NEW GLOUCESTER — Members of the Friends of the New Gloucester Library are mounting a “vote no” campaign  on the library budget at the Sept. 15 special referendum, but doing so runs the risk of shutting down the library indefinitely.

Like with their first effort ahead of the July election, the group is distributing signs throughout town and speaking out in favor of increasing the budget at various public meetings.

This is the second time that the library budget, as well as the Planning Department budget, will go before voters. Residents rejected the two articles at the polls in July, giving the Board of Selectmen 60 days to put a new budget before voters.

In the first town budget proposal that went before voters in July, the $8 million budget’s appropriation to the library and planning departments were $87,860 and $60,046, respectively. The library director’s hours were cut from 40 per week to 36 with benefits and the assistant librarian’s position was cut from 40 to 20 hours without benefits. Town Planner Scott Hastings’ hours were cut from 40 hours to 36 with benefits.
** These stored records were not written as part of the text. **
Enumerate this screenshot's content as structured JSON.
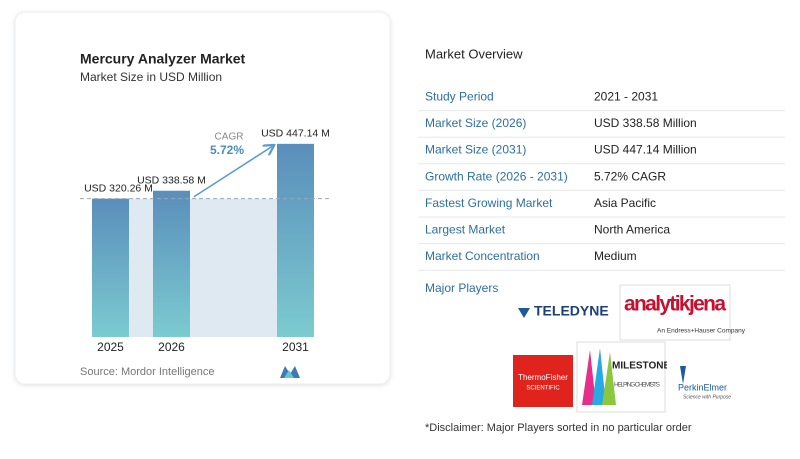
{
  "chart_data": {
    "type": "bar",
    "title": "Mercury Analyzer Market",
    "subtitle": "Market Size in USD Million",
    "categories": [
      "2025",
      "2026",
      "2031"
    ],
    "values": [
      320.26,
      338.58,
      447.14
    ],
    "value_labels": [
      "USD 320.26 M",
      "USD 338.58 M",
      "USD 447.14 M"
    ],
    "cagr_label": "CAGR",
    "cagr": "5.72%",
    "source": "Source: Mordor Intelligence",
    "color_top": "#5a8ebb",
    "color_bottom": "#7ccbd0"
  },
  "overview": {
    "title": "Market Overview",
    "rows": [
      [
        "Study Period",
        "2021 - 2031"
      ],
      [
        "Market Size (2026)",
        "USD 338.58 Million"
      ],
      [
        "Market Size (2031)",
        "USD 447.14 Million"
      ],
      [
        "Growth Rate (2026 - 2031)",
        "5.72% CAGR"
      ],
      [
        "Fastest Growing Market",
        "Asia Pacific"
      ],
      [
        "Largest Market",
        "North America"
      ],
      [
        "Market Concentration",
        "Medium"
      ]
    ]
  },
  "players": {
    "title": "Major Players",
    "logos": [
      [
        "TELEDYNE"
      ],
      [
        "analytikjena",
        "An Endress+Hauser Company"
      ],
      [
        "ThermoFisher",
        "SCIENTIFIC"
      ],
      [
        "MILESTONE",
        "HELPING CHEMISTS"
      ],
      [
        "PerkinElmer",
        "Science with Purpose"
      ]
    ]
  },
  "disclaimer": "*Disclaimer: Major Players sorted in no particular order"
}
Hastings is the department’s only full-time employee. Library Director Suzan R. Hawkins and Assistant Librarian Carla McAllister are the library’s only employees and is otherwise supported by volunteers.

In the revised budget to go before voters next month, the planning department budget remains the same and the library budget increased to $96,026. The library director’s hours and benefits are the same, while the assistant librarian’s hours were increased to 30 without benefits.


Community members have written letters in support of the library or spoken at Selectboard meetings since budget workshops began at the beginning of the year, but their voices have “fallen on deaf ears,” said Friends President Kathleen Potter.

“We just can’t understand why the library has been the low-hanging fruit. They work hard,” Potter said on Tuesday. “(It) just seems terribly unfair. You almost look at this and you say, does somebody not like our library? And that’s the way I begin to feel about it.”

Potter said supporters of the library want the assistant librarian’s position reinstated to full-time with benefits, the minimum of which is 36 hours per week.

Town Manager Brenda Fox-Howard said at an Aug. 12 Q&A session over Zoom that if either of the two departments’ budgets fail again, the town will be forced to shut down the departments until another election can be called.

Still, Potter said they’re willing to take that risk.

Selectboard Chairman Karen Gilles said she has heard the opposition to the library cuts but has also heard conflicting feedback from Friends members who said they were happy with 30 hours.


She said she’s heard from other residents who have expressed that the library did not necessarily need two full-time employees.

“We were compromising (on hours for the assistant librarian) … We represent more than the Friends of the Library. We’ve had their input, (but) also heard from other residents the full-time position wasn’t needed,” Selectboard Chairman Karen Gilles said Wednesday.

Gilles added that  library budget numbers were decided at a joint workshop with the Budget Committee and Town Manager Brenda Fox-Howard. Fox-Howard had recommended only 26 hours at the July 29 meeting, Gilles said.

The Selectboard voted unanimously on the planning budget and passed the library’s 4-1, with Peter Bragdon voting against.

“I can’t speak as to why the other board members voted in the manner (that) they did … According to the (town) manager, the amount to restore hours and benefits is $18,000 more. We have been told that this will not affect the tax rate. It really makes sense to me to restore these funds,” Bragdon said via email earlier this week.

Other Selectboard members could not be reached for comment.

Gilles said that if voters force another referendum election, it will likely go on the November ballot.

If the planning budget fails, she said she anticipates that the Planning and Select Boards will have to fill in for Hastings in the interim.

“It’s a learning curve for everyone. We’re trying to do our best to represent the entire town, and we may not get it right, but we will eventually,” Gilles said.